Esto es un corredor logístico que conecta movimiento industrial, transporte pesado y abasto regional, por eso cada decomiso pega doble: a la seguridad en carretera y a la economía formal que compite contra combustible “barato” sin origen claro. Cuando el huachicol cruza por ahí, no solo se roba, también distorsiona y corrompe cadenas completas.

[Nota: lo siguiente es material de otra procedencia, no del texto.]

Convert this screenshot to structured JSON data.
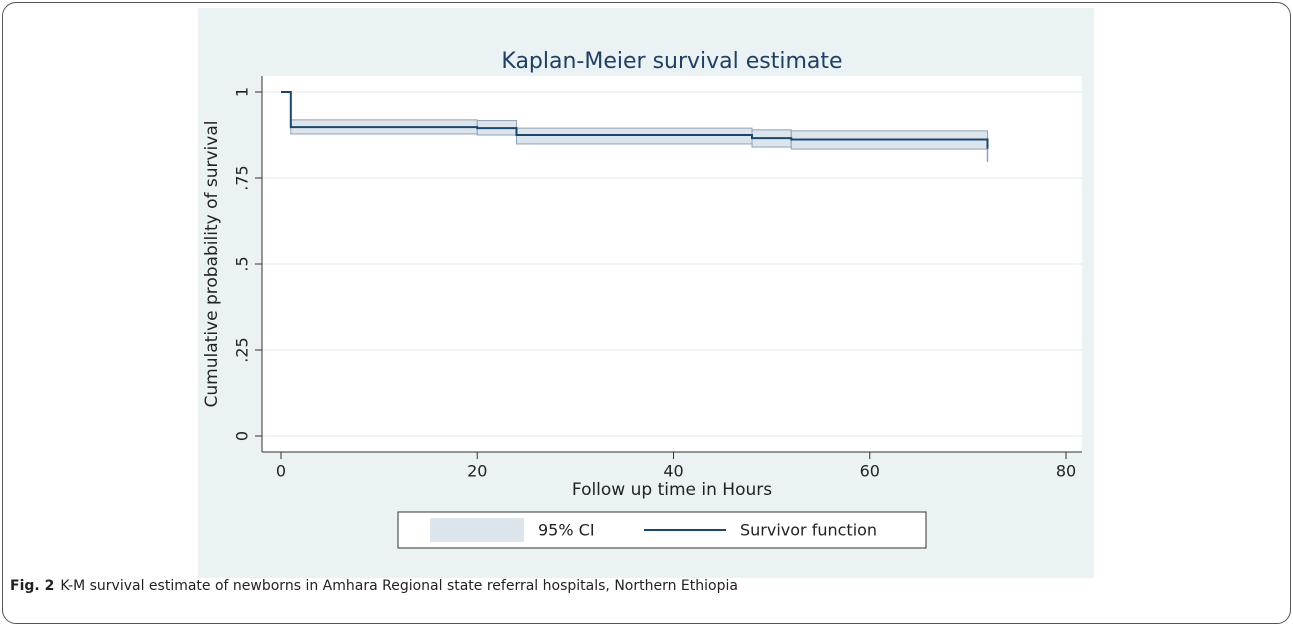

De manera preliminar y según la información difundida, la unidad fue asegurada porque el conductor no habría acreditado la procedencia del combustible; aun así, cualquier responsabilidad y tipificación se mantiene bajo investigación y será la FGR quien determine la situación legal y el rumbo del expediente, tratándose de delitos que se persiguen en el ámbito federal.
Decomisar es el inicio, no el cierre. Si la carpeta no avanza, si no hay trazabilidad y si el volumen asegurado no se traduce en procesos firmes, el mensaje se queda a medias. Y en un delito que mueve dinero rápido, los vacíos se vuelven invitación.
Esperamos en los próximos 30 días, la FGR en Coahuila debe informar —sin comprometer la investigación— si el caso avanzó a judicialización y con qué datos de trazabilidad (origen, ruta, destino) se trabaja; y, cada 7 días, la autoridad responsable de seguridad en carretera debe publicar un corte simple: filtros activos, revisiones realizadas, litros asegurados y carpetas turnadas a la FGR, para que la ciudadanía vea tendencia y no solo un titular. Para reportes ciudadanos, la FGR tiene canales formales de denuncia que deben difundirse de forma constante, no solo cuando hay decomisos.
Si nos preguntan a nosotros, esto es lo que da mucho de qué pensar: cuando el combate al huachicol se mide por litros y no por sentencias y redes desarmadas, el delito aprende, se adapta y regresa. ¿cuántos litros más hacen falta para que el indicador sea “carpetas resueltas” y no “pipas detenidas”?